Whirlpool received the prime
contract to provide the feeding systems for the Apollo program in 1967,
and by the early 1970s was involved in designing and producing the food supply
and related food handling equipment for NASA's Skylab program. Whirlpool
engineers designed food and equipment that had to fall within rigid volume
and weight limits, yet meet prescribed nutritional requirements. They had
to be able to withstand decompression, acceleration, and the other rigors
of space travel.
In 1955 automatic dryers, refrigerators, ranges, and air-conditioners were added to the Whirlpool¨ product line, and in 1956, a new administrative center was completed on 100-acre site in Benton Harbor, MI, U.S.
While Whirlpool certainly has had a customer care plan in place throughout its history, in 1967 a toll-free Cool-Line Telephone Service - now known as the Customer Interaction Center - was established which gives customers direct, 24-hr access to the company.
The year 1968 was another milestone for the company, as its annual revenues reached $1 billion for the first time.
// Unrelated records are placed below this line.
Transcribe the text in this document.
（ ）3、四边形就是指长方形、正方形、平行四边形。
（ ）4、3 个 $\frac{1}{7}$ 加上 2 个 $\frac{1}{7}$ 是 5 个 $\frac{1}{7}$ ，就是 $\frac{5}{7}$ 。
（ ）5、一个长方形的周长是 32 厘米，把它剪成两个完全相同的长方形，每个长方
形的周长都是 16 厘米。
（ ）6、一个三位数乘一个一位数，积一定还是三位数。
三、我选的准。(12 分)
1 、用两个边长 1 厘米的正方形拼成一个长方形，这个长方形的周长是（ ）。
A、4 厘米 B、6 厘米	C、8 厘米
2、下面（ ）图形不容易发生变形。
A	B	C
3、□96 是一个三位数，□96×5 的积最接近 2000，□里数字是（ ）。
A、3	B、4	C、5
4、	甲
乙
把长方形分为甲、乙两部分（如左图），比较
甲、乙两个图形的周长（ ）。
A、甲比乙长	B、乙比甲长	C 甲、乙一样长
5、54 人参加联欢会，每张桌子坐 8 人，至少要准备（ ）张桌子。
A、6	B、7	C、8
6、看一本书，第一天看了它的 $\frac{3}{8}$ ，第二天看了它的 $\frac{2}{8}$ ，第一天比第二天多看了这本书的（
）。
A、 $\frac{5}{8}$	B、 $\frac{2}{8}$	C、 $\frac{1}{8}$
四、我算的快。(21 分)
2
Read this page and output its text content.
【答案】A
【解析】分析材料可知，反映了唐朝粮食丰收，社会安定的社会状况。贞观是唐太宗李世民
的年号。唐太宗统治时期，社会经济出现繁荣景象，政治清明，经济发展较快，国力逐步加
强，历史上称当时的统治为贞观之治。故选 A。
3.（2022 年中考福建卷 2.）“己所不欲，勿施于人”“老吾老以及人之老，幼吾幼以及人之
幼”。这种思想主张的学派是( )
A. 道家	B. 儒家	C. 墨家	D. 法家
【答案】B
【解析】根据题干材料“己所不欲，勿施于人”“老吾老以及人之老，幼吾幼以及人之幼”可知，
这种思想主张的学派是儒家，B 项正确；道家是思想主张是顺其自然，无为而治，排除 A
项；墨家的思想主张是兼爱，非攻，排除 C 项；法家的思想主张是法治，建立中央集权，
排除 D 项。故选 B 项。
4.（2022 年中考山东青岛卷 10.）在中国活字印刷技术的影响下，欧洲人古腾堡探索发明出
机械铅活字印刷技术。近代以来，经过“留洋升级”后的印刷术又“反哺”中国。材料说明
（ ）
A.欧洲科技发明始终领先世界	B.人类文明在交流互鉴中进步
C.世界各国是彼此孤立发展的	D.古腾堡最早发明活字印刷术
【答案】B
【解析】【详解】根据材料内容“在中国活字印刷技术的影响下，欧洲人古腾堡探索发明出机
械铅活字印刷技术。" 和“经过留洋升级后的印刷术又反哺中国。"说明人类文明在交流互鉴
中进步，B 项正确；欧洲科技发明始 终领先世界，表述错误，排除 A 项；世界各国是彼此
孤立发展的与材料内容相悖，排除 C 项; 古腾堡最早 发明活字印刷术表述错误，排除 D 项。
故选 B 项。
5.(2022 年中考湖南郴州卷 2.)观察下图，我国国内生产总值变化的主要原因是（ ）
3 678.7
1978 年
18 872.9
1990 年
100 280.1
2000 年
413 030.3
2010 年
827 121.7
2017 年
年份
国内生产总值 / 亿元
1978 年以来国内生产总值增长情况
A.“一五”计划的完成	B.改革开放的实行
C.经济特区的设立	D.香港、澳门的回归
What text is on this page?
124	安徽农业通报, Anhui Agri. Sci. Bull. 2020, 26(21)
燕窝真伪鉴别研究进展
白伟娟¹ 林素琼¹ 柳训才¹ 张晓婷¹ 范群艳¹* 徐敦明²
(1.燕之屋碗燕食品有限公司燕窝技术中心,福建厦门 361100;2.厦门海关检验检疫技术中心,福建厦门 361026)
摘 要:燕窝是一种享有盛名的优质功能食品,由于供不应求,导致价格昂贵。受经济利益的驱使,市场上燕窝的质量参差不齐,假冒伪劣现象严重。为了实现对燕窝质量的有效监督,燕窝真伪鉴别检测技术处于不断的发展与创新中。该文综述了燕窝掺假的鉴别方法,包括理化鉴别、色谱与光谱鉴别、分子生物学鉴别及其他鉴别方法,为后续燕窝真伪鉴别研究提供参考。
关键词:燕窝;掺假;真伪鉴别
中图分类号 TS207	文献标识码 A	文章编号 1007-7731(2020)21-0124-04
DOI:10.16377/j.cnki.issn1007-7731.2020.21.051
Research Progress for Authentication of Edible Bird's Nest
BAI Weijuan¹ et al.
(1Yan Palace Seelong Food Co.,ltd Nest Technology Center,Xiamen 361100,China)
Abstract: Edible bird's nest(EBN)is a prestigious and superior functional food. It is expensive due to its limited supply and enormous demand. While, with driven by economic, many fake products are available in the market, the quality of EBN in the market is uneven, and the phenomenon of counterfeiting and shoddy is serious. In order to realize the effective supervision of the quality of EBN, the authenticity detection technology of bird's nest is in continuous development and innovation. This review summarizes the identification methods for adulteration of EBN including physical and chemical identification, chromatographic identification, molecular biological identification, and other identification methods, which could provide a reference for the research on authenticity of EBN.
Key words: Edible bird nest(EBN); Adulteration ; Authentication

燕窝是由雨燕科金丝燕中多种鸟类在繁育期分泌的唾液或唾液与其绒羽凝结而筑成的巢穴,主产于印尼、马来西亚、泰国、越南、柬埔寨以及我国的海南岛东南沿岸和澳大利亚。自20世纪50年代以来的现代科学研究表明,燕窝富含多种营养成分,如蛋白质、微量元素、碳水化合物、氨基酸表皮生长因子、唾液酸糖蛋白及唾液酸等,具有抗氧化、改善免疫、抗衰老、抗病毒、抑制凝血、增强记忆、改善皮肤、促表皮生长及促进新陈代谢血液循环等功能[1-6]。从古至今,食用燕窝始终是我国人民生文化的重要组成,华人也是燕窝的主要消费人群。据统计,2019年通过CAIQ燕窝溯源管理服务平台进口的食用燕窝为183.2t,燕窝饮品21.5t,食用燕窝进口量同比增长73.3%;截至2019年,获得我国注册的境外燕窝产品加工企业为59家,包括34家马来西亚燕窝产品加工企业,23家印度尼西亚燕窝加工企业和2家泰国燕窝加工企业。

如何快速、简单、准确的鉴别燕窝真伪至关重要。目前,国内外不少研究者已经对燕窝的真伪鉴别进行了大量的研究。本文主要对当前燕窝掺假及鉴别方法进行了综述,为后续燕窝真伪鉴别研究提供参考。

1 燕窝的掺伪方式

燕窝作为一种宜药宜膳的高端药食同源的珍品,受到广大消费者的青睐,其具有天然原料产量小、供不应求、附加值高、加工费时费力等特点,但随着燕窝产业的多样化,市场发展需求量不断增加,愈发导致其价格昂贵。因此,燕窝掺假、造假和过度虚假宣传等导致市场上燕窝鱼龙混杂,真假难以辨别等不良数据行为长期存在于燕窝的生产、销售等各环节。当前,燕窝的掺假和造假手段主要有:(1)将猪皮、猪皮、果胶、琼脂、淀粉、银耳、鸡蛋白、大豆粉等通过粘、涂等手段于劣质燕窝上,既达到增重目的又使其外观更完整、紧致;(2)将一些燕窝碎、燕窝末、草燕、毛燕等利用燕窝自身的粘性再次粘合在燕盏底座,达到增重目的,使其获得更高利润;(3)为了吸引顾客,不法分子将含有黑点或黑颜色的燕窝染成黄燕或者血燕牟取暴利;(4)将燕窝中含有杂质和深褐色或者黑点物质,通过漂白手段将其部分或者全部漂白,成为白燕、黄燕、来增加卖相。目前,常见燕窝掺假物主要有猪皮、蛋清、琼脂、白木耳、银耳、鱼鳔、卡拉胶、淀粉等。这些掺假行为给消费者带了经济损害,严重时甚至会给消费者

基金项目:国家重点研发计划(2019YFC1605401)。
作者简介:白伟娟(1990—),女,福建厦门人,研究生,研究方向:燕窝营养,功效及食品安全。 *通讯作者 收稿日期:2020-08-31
In 1978, the company would report revenues of $2 billion, and $6 billion in 1989.
The 1980s and 1990s saw Whirlpool Corporation's expansion in the global market in Europe, Mexico, India, Canada, China, South Africa, Argentina, and Brazil. Today, 92 years after Lou Upton started a company that gained entry into the appliance industry by producing an electric, motor-driven wringer washer, Whirlpool continues to shape and lead the global home appliance industry.